Protot, qui ne s'était pas présenté aux débats tenus le 4 jan­vier fut condamné par défaut à 15 mois de prison. Se jugeant particulièrement visé, il avait d'excellentes raisons d'être pru­dent. Il se cacha plusieurs mois avant d'être arrêté et envoyé à la prison de Ste Pélagie, où il se réconcilia avec ses amis.

Les membres français de l'Internationale, composés d'ailleurs d'anciens disciples de Proudhon, finirent par régler leur atti­tude sur celle des blanquistes. Un de leurs membres, Mégy im­pliqué au début de l'année 1870, avec un certain nombre de révolutionnaires, sous la prévention d'attentat contre la Sûreté de l'Etat et la vie de l'Empereur. Son cas était d'autant plus grave (en admettant que la thèse de l'attentat n'ait pas été une invention), qu'il avait trouvé moyen de tuer un des agents venus pour l'arrêter.

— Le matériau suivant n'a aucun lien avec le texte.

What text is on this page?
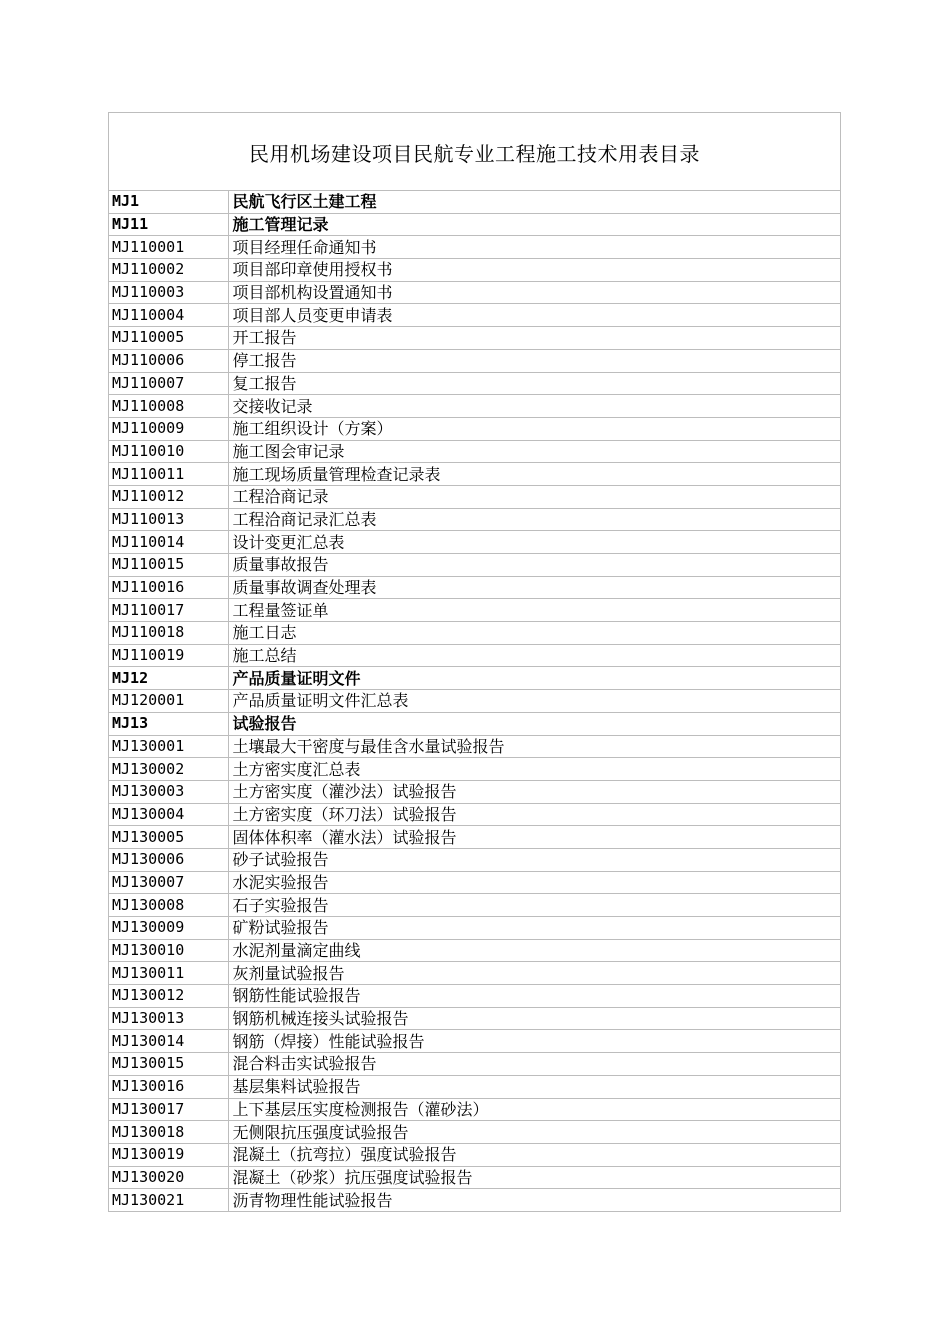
民用机场建设项目民航专业工程施工技术用表目录
MJ1	民航飞行区土建工程
MJ11	施工管理记录
MJ110001	项目经理任命通知书
MJ110002	项目部印章使用授权书
MJ110003	项目部机构设置通知书
MJ110004	项目部人员变更申请表
MJ110005	开工报告
MJ110006	停工报告
MJ110007	复工报告
MJ110008	交接收记录
MJ110009	施工组织设计（方案）
MJ110010	施工图会审记录
MJ110011	施工现场质量管理检查记录表
MJ110012	工程洽商记录
MJ110013	工程洽商记录汇总表
MJ110014	设计变更汇总表
MJ110015	质量事故报告
MJ110016	质量事故调查处理表
MJ110017	工程量签证单
MJ110018	施工日志
MJ110019	施工总结
MJ12	产品质量证明文件
MJ120001	产品质量证明文件汇总表
MJ13	试验报告
MJ130001	土壤最大干密度与最佳含水量试验报告
MJ130002	土方密实度汇总表
MJ130003	土方密实度（灌沙法）试验报告
MJ130004	土方密实度（环刀法）试验报告
MJ130005	固体体积率（灌水法）试验报告
MJ130006	砂子试验报告
MJ130007	水泥实验报告
MJ130008	石子实验报告
MJ130009	矿粉试验报告
MJ130010	水泥剂量滴定曲线
MJ130011	灰剂量试验报告
MJ130012	钢筋性能试验报告
MJ130013	钢筋机械连接头试验报告
MJ130014	钢筋（焊接）性能试验报告
MJ130015	混合料击实试验报告
MJ130016	基层集料试验报告
MJ130017	上下基层压实度检测报告（灌砂法）
MJ130018	无侧限抗压强度试验报告
MJ130019	混凝土（抗弯拉）强度试验报告
MJ130020	混凝土（砂浆）抗压强度试验报告
MJ130021	沥青物理性能试验报告
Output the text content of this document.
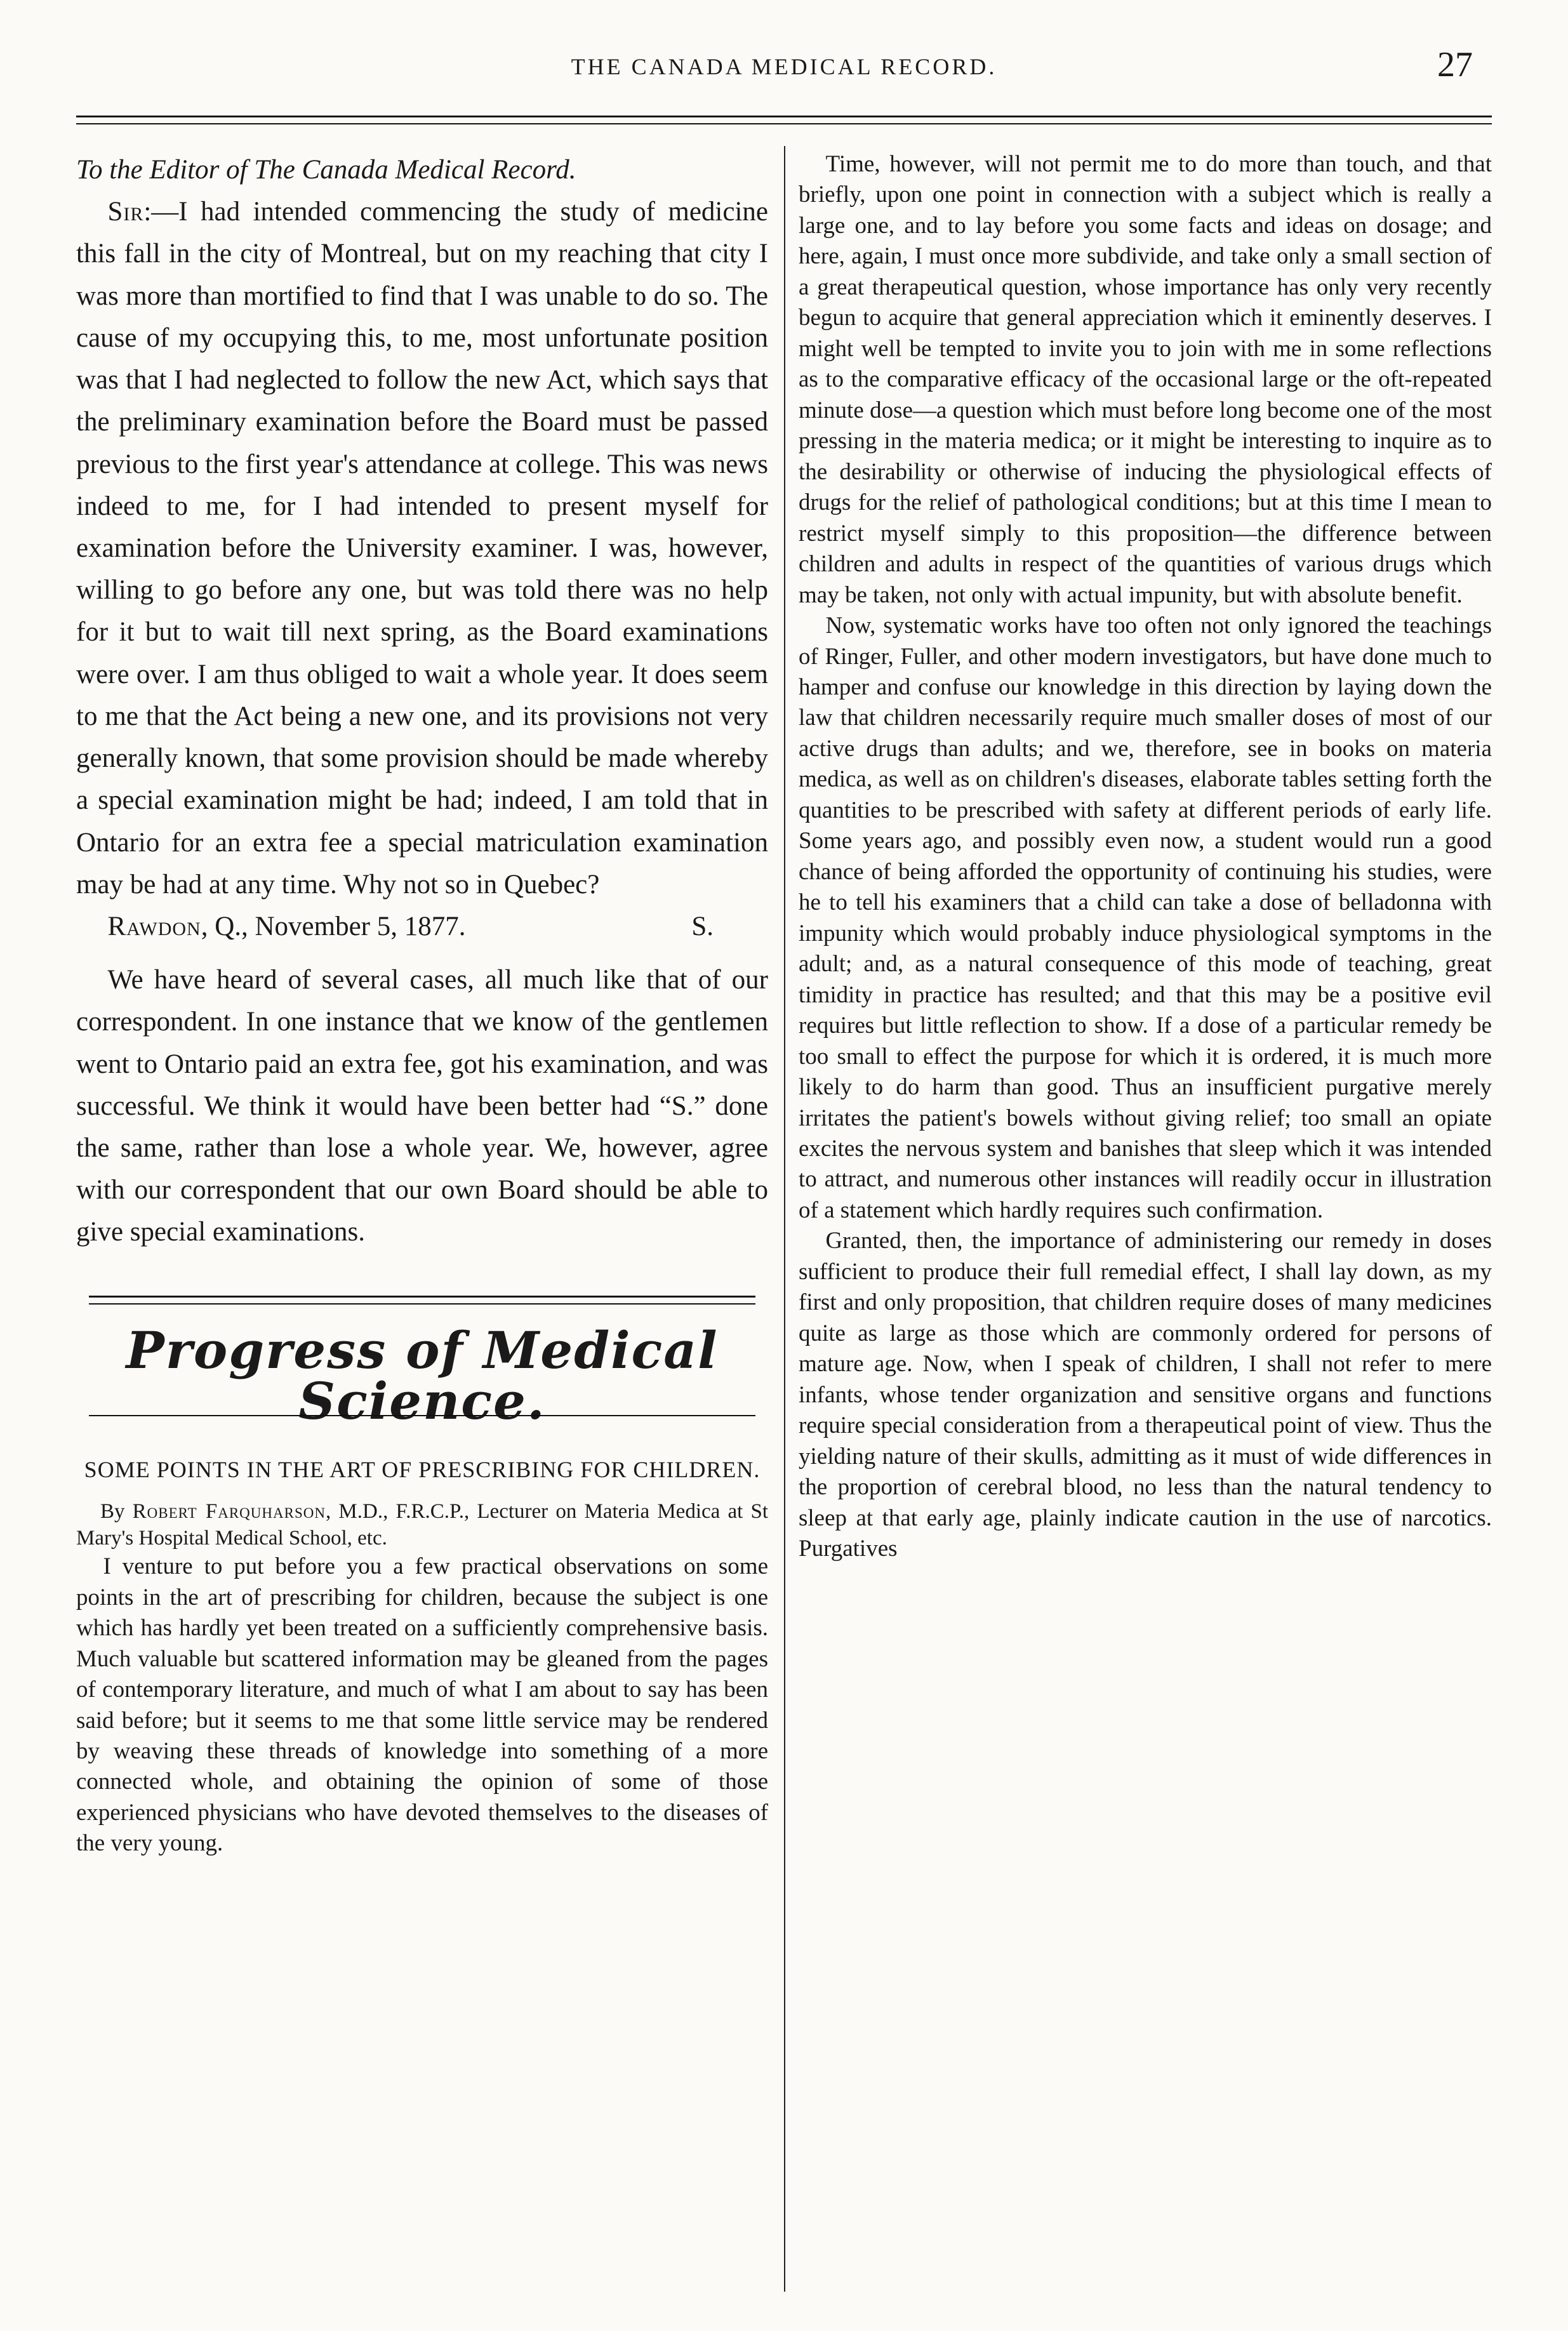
THE CANADA MEDICAL RECORD.	27

To the Editor of The Canada Medical Record.

Sir:—I had intended commencing the study of medicine this fall in the city of Montreal, but on my reaching that city I was more than mortified to find that I was unable to do so. The cause of my occupying this, to me, most unfortunate position was that I had neglected to follow the new Act, which says that the preliminary examination before the Board must be passed previous to the first year's attendance at college. This was news indeed to me, for I had intended to present myself for examination before the University examiner. I was, however, willing to go before any one, but was told there was no help for it but to wait till next spring, as the Board examinations were over. I am thus obliged to wait a whole year. It does seem to me that the Act being a new one, and its provisions not very generally known, that some provision should be made whereby a special examination might be had; indeed, I am told that in Ontario for an extra fee a special matriculation examination may be had at any time. Why not so in Quebec?

Rawdon, Q., November 5, 1877.	S.

We have heard of several cases, all much like that of our correspondent. In one instance that we know of the gentlemen went to Ontario paid an extra fee, got his examination, and was successful. We think it would have been better had “S.” done the same, rather than lose a whole year. We, however, agree with our correspondent that our own Board should be able to give special examinations.

Progress of Medical Science.
SOME POINTS IN THE ART OF PRESCRIBING FOR CHILDREN.

By Robert Farquharson, M.D., F.R.C.P., Lecturer on Materia Medica at St Mary's Hospital Medical School, etc.

I venture to put before you a few practical observations on some points in the art of prescribing for children, because the subject is one which has hardly yet been treated on a sufficiently comprehensive basis. Much valuable but scattered information may be gleaned from the pages of contemporary literature, and much of what I am about to say has been said before; but it seems to me that some little service may be rendered by weaving these threads of knowledge into something of a more connected whole, and obtaining the opinion of some of those experienced physicians who have devoted themselves to the diseases of the very young.

Time, however, will not permit me to do more than touch, and that briefly, upon one point in connection with a subject which is really a large one, and to lay before you some facts and ideas on dosage; and here, again, I must once more subdivide, and take only a small section of a great therapeutical question, whose importance has only very recently begun to acquire that general appreciation which it eminently deserves. I might well be tempted to invite you to join with me in some reflections as to the comparative efficacy of the occasional large or the oft-repeated minute dose—a question which must before long become one of the most pressing in the materia medica; or it might be interesting to inquire as to the desirability or otherwise of inducing the physiological effects of drugs for the relief of pathological conditions; but at this time I mean to restrict myself simply to this proposition—the difference between children and adults in respect of the quantities of various drugs which may be taken, not only with actual impunity, but with absolute benefit.

Now, systematic works have too often not only ignored the teachings of Ringer, Fuller, and other modern investigators, but have done much to hamper and confuse our knowledge in this direction by laying down the law that children necessarily require much smaller doses of most of our active drugs than adults; and we, therefore, see in books on materia medica, as well as on children's diseases, elaborate tables setting forth the quantities to be prescribed with safety at different periods of early life. Some years ago, and possibly even now, a student would run a good chance of being afforded the opportunity of continuing his studies, were he to tell his examiners that a child can take a dose of belladonna with impunity which would probably induce physiological symptoms in the adult; and, as a natural consequence of this mode of teaching, great timidity in practice has resulted; and that this may be a positive evil requires but little reflection to show. If a dose of a particular remedy be too small to effect the purpose for which it is ordered, it is much more likely to do harm than good. Thus an insufficient purgative merely irritates the patient's bowels without giving relief; too small an opiate excites the nervous system and banishes that sleep which it was intended to attract, and numerous other instances will readily occur in illustration of a statement which hardly requires such confirmation.

Granted, then, the importance of administering our remedy in doses sufficient to produce their full remedial effect, I shall lay down, as my first and only proposition, that children require doses of many medicines quite as large as those which are commonly ordered for persons of mature age. Now, when I speak of children, I shall not refer to mere infants, whose tender organization and sensitive organs and functions require special consideration from a therapeutical point of view. Thus the yielding nature of their skulls, admitting as it must of wide differences in the proportion of cerebral blood, no less than the natural tendency to sleep at that early age, plainly indicate caution in the use of narcotics. Purgatives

Devant choisir un avocat, il désigna Protot, qui accepta bien Qu'il attirât de nouveau sur lui l'attention de la police impé­riale. C'était faire preuve de courage, car de tous temps, il a été dangereux d'assurer la défense d'un condamné politique. En effet, il se vit lui-même impliqué dans le procès, et un beau matin, un commissaire de police vint perquisitionner chez lui et procéder à son arrestation. Le voyant se saisir de sa serviette d'avocat, Protot la lui reprit des mains et s'enfuit dans l'escalier, poursuivi par le commissaire qui tira un coup de pistolet dans sa direction. La balle ne frappa que le mur, mais la détonation alerta les agents qui n'eurent qu'à le cueil­lir et l'incarcérer. Heureusement, le Conseil de l'Ordre s'en émut et Protot fut relâché. Il put se consacrer au procès qui devait s'ouvrir à Blois et où il révéla, bien qu'avocat stagiaire, une science consom­mée du droit. Son client pourtant bien mal parti ne fut con­damné qu'aux travaux forcés. La thèse de Protot était que les agents s'étaient présentés chez Mégy avant l'heure légale, et il put faire accepter le principe de la légitime défense.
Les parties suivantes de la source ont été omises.